ぬいぐるみとしゃべる人はやさしいのピロシキのレビュー・感想・評価

3.9
京都が舞台なのに誰一人関西弁を話さないし、大学はどうやら不特定なのにキャンパス内にガッツリ立命館大学と書いてあったりして、冒頭から細かいところがいちいち気になってしまって困った。しかしながら物語が進むにつれて、徐々に共感ポイントが増えてきてしまってさらに困った。これは、「男なんだから」「女なんだから」といった外部からの押し付けが年を追うごとにナンセンスになっていくような今の社会を象徴する作品である。たしかに、昔ながらのオジサンに「今の若い子って皆んなこんな感じなの?ついていけませんわ〜w」とか言わせちゃうだけの威力はある。

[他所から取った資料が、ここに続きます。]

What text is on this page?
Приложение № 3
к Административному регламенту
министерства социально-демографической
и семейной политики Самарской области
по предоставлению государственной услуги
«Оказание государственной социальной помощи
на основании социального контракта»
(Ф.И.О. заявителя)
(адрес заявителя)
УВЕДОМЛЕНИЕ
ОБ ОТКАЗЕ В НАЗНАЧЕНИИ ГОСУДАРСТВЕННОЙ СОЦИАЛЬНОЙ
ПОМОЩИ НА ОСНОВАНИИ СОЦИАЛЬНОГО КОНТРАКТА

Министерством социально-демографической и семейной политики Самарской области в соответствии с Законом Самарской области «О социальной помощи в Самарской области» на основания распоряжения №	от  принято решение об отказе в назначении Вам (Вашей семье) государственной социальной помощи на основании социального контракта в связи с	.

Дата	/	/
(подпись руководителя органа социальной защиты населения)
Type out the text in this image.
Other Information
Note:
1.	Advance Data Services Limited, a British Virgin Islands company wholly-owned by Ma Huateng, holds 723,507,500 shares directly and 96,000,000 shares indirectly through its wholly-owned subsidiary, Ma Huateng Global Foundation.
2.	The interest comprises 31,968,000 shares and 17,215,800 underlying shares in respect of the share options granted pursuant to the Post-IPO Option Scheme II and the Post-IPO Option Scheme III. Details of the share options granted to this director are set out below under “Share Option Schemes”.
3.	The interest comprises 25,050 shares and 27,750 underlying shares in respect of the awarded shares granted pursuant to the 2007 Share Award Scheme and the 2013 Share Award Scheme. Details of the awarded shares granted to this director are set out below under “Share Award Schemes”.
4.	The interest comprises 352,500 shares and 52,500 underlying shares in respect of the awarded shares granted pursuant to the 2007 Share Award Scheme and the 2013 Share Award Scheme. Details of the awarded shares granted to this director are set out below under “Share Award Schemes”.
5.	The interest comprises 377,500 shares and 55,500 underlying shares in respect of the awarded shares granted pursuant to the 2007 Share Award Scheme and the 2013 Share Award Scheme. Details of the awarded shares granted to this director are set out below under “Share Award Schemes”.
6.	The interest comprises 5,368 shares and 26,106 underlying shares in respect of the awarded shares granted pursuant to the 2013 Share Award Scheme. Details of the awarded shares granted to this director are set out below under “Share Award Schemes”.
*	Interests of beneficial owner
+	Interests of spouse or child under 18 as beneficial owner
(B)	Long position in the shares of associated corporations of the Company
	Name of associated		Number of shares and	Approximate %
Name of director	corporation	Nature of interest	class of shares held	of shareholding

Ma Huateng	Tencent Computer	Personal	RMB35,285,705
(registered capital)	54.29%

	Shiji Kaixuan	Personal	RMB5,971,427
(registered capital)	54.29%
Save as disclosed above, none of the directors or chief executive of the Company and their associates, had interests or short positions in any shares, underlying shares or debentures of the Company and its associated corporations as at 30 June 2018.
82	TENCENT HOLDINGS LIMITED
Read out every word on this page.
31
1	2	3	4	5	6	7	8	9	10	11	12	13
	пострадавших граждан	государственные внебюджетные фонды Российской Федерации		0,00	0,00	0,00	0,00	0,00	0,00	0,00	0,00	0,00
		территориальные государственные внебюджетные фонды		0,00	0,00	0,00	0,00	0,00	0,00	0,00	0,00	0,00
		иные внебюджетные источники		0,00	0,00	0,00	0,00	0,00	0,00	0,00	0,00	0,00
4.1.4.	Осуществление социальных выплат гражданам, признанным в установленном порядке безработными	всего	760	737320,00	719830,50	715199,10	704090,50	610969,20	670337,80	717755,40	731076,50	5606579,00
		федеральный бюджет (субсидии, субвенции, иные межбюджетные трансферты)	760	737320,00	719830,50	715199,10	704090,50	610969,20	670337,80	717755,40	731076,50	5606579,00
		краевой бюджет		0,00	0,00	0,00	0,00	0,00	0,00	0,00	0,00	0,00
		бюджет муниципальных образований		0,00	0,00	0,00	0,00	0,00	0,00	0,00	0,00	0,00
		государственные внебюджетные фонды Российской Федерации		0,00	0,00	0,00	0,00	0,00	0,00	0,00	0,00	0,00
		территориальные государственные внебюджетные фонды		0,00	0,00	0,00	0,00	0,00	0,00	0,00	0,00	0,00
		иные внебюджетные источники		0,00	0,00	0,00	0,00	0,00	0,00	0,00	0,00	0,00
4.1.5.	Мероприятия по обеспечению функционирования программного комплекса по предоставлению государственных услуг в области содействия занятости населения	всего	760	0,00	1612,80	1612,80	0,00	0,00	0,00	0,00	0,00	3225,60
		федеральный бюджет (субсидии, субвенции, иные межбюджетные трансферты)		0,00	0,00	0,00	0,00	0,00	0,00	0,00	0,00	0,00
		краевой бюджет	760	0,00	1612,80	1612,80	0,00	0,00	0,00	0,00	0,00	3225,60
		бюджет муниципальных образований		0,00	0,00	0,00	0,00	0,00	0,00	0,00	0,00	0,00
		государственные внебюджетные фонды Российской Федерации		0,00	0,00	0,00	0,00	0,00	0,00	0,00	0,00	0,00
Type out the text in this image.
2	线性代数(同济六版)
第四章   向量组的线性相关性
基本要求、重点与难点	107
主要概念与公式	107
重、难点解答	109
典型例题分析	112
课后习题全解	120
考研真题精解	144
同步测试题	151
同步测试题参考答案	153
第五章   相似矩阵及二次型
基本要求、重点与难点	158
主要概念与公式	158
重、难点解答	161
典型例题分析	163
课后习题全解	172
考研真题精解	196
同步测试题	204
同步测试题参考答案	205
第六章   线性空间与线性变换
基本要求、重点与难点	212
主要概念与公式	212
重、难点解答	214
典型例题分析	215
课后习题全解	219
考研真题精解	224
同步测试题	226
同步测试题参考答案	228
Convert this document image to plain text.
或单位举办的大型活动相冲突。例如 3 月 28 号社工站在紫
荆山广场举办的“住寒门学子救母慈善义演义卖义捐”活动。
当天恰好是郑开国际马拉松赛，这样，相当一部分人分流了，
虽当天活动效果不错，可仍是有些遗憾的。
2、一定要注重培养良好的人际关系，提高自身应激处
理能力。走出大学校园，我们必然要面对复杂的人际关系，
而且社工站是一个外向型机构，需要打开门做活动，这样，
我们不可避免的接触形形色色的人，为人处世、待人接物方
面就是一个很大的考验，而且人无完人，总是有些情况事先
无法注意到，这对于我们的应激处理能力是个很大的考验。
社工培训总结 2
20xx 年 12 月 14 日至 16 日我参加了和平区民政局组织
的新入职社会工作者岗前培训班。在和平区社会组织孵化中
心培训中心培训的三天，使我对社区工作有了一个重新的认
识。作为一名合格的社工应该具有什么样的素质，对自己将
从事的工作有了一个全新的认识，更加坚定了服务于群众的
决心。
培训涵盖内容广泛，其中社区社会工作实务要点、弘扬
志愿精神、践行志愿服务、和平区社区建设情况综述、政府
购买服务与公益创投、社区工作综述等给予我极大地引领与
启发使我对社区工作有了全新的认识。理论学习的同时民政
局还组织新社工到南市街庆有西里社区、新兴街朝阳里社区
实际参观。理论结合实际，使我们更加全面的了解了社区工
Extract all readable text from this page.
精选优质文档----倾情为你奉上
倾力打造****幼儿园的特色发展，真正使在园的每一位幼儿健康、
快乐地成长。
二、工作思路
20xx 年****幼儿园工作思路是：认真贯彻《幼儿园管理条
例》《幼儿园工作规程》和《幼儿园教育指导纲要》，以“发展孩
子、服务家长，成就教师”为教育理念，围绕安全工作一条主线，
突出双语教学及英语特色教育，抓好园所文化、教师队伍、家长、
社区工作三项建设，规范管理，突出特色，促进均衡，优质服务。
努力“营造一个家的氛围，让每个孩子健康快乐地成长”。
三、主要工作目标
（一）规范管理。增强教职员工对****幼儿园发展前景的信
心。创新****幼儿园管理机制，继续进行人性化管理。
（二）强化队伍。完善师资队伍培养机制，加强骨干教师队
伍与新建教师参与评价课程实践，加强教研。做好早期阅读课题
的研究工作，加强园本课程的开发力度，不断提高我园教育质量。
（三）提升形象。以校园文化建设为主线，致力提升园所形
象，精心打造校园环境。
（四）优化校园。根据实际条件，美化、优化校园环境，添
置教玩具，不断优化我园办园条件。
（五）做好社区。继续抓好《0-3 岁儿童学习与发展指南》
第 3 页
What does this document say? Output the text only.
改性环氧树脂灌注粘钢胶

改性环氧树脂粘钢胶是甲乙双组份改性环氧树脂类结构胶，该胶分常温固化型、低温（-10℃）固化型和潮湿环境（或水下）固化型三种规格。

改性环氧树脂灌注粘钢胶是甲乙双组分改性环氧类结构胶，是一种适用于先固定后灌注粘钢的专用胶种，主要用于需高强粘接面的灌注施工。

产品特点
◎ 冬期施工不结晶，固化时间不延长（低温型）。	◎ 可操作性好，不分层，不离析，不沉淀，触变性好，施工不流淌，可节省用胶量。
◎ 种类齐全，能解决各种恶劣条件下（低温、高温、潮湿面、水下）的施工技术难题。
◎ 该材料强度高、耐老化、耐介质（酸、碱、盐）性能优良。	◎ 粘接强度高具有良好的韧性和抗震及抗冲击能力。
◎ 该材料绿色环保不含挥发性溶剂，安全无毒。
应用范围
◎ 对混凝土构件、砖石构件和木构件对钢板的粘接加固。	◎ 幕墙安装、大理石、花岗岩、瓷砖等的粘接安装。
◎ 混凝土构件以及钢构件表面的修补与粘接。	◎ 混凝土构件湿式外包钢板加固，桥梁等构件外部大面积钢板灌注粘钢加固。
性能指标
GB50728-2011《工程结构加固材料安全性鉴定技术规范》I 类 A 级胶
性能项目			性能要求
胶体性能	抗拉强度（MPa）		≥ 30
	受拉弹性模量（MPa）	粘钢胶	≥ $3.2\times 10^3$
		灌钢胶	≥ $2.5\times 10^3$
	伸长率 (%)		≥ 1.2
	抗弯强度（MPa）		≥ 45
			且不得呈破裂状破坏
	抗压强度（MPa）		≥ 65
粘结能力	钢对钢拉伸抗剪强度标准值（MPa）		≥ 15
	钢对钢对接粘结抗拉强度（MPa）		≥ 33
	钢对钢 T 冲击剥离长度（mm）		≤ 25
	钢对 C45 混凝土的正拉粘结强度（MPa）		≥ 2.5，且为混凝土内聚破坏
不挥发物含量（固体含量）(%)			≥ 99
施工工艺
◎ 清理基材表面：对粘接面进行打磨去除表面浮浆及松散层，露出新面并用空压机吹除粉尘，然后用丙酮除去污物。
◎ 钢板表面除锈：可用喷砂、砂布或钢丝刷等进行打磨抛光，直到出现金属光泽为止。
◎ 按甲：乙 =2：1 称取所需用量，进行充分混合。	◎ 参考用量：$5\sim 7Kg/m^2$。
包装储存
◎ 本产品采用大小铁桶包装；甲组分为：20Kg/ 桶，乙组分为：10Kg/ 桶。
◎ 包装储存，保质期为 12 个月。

柔らかくゆったり時間が流れていく「やさしい」雰囲気によって、かえって際立つのはあまりにも「やさしくない」現実。やさしさで立ち向かうだけではペシャッと潰されてしまうような、現実の残酷さ。この物語は、そこから目を逸らさなかった。だからこそ最後のあのたった30秒である人物から語られる言葉に、僕は鳥肌が立ってしまった。自分でも少しびっくりするぐらい。寄り添うのもやさしさ、突き放すのもやさしさ。人と関わることは痛みを伴うものだけど、それでも人は、人と関わることでしか生きていけない。